Thirteen months ago, NVIDIA's stock was trading at just $33. In recent days, the company’s shares have surged past $210 again, marking a stunning "miracle" in less than two years. This incredible growth has captured the attention of investors and analysts alike.
Recently, NVIDIA released its third-quarter fiscal year 2018 financial results after the U.S. market closed on Thursday. The numbers exceeded Wall Street expectations, and the stock price jumped by 3.2% following the announcement. This strong performance highlights the company’s continued momentum.
In the quarter, NVIDIA reported total revenue of $2.636 billion, up 32% year-over-year and surpassing the $2.36 billion forecast by analysts. Net income reached an impressive $838 million, a 55% increase from the same period last year, beating the $592 million estimate. These figures reflect not only growth but also improved profitability.
NVIDIA’s stock had been under pressure for the past two days, but the positive earnings report pushed it back above $210. Just 13 months earlier, on January 1, 2016, the stock opened at $33. That’s more than a sixfold increase. Despite this sharp rise, some analysts still believe the current valuation doesn’t fully reflect the company’s potential, with some raising their price targets to as high as $250.
So why is the market so bullish on NVIDIA? What drove the strong performance in the third quarter, and can the upward trend continue?
First, the overall data continues to impress
Although both revenue and net profit rose in the third quarter of 2017, the 32% and 55% year-over-year growth rates are far from bad. Even more impressive is that net profit grew faster than revenue, indicating better internal efficiency and cost control.
Second, GPU sales remain strong, with good cost management
The GPU segment remains NVIDIA’s main revenue driver. This quarter, GPU products generated $2.217 billion in revenue, up 31% compared to the same period last year. This growth is fueled by strong demand for gaming graphics cards based on Pascal architecture, as well as rapid expansion in data center services.

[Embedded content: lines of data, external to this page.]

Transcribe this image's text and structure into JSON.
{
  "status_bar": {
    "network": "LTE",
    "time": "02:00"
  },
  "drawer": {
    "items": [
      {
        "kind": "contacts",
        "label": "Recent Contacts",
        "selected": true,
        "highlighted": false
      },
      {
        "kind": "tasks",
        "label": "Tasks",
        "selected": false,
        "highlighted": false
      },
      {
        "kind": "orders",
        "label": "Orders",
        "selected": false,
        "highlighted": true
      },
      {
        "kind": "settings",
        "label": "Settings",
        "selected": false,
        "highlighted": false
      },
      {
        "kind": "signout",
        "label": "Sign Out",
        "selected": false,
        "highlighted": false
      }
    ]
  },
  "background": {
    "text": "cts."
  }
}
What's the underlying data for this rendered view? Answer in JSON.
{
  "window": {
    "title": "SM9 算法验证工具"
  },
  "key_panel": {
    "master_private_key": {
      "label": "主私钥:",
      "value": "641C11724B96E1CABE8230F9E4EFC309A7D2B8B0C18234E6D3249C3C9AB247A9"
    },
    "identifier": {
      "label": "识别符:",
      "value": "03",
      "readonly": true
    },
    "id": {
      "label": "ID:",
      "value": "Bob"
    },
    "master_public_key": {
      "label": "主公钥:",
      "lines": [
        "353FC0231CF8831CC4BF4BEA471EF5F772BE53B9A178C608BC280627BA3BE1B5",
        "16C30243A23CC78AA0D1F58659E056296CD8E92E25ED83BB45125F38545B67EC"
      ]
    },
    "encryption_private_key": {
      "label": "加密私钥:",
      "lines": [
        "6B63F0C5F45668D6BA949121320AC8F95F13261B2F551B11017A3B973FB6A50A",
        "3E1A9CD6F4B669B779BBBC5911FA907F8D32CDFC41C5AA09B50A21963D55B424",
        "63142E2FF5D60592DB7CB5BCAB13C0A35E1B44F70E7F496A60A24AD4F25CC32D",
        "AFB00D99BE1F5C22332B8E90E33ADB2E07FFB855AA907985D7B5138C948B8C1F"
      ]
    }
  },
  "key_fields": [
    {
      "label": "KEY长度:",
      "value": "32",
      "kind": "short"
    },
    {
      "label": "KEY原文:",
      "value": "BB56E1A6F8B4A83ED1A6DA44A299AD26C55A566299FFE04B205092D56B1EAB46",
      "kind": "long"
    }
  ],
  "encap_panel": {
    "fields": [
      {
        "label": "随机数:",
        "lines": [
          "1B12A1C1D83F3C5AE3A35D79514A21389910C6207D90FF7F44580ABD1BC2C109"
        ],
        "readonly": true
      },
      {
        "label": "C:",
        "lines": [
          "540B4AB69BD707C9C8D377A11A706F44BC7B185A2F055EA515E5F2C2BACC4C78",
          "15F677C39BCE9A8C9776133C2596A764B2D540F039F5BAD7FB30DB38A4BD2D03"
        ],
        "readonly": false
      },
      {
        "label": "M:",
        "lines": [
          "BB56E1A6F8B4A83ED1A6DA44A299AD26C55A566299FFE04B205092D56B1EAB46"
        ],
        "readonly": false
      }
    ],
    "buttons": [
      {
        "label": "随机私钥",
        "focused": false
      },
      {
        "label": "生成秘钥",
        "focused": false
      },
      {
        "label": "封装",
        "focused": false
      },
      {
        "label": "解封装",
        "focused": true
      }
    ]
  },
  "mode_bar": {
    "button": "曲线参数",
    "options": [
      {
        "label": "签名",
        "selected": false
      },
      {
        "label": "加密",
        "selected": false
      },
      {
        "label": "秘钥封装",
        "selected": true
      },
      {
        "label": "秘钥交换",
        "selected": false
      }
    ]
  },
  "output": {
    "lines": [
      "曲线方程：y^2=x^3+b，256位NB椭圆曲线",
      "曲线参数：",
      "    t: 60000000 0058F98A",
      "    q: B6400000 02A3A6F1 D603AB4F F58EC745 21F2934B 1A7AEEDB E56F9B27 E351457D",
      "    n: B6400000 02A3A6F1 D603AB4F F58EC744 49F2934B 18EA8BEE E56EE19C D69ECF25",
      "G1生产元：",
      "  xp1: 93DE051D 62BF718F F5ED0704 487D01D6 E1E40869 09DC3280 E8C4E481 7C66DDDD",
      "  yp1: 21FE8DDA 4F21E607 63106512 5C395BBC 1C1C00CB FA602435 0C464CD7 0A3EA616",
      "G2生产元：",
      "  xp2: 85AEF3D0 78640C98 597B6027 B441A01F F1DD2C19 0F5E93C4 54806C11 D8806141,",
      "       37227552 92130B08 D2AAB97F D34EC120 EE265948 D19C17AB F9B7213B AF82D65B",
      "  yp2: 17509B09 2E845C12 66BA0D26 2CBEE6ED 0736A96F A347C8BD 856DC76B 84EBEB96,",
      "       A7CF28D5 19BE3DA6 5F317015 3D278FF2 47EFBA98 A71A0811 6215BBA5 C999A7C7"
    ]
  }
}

While GPUs still outperform Tegra in terms of revenue, the latter saw a much higher year-over-year increase of 74%. This growth is driven by automotive applications and the Nintendo Switch, which uses Tegra chips.
However, revenue alone isn't enough to tell the full story. Costs are also important. NVIDIA’s R&D expenses rose by 11% to $462 million, while other operating costs increased by 24% year-over-year. Over the past three years, R&D investment has remained stable, with quarterly fluctuations typically below 10%. The recent increase may signal upcoming product launches, though details remain under wraps for now.
Third, gaming remains the largest revenue source
Despite the success of other segments, the gaming division remains NVIDIA’s backbone. It brought in $1.561 billion in revenue, accounting for 59% of total sales. But don’t overlook the progress made in other areas—data center revenue hit $500 million for the first time, growing by 109% year-over-year.
Fourth, CEO Huang Renxun speaks out
NVIDIA CEO Jensen Huang shared his thoughts on the quarter: “Numerous growth drivers contributed to our strong performance. We’re also encouraged by the global push to accelerate AI adoption.†He highlighted key developments, including the acceptance of Volta-based GPUs by cloud providers, the release of Tensor RT 3.0, and the growing popularity of GeForce and Nintendo Switch. Additionally, the Drive PX Pegasus autonomous driving platform is gaining traction among industry partners.
Overall, NVIDIA is well-positioned for sustained growth.
V: Summary
With forward-thinking strategies and a strong technical foundation, NVIDIA continues to move forward. While company statements are always taken with a grain of salt, the market’s response speaks volumes.
On November 7, AMD announced that Raja Koduri, its chief GPU architect, had left the company. Just a day later, Intel confirmed that Koduri had joined them as Chief Architect and Senior Vice President in a newly created Core and Visual Computing Group.
According to Intel’s official blog, Koduri will lead efforts to integrate and expand intellectual property in computing, graphics, media, and machine intelligence across various sectors, including clients, data centers, and AI.
Though both AMD and Intel have long histories, they’ve each carved out their own identities. AMD focused on graphics and processors, while Intel built its strength in AI. Their recent moves suggest they’re responding to the growing competition from NVIDIA.
Will NVIDIA maintain its momentum and continue to lead in innovation? Only time will tell, but one thing is clear—NVIDIA is still at the forefront of the tech revolution.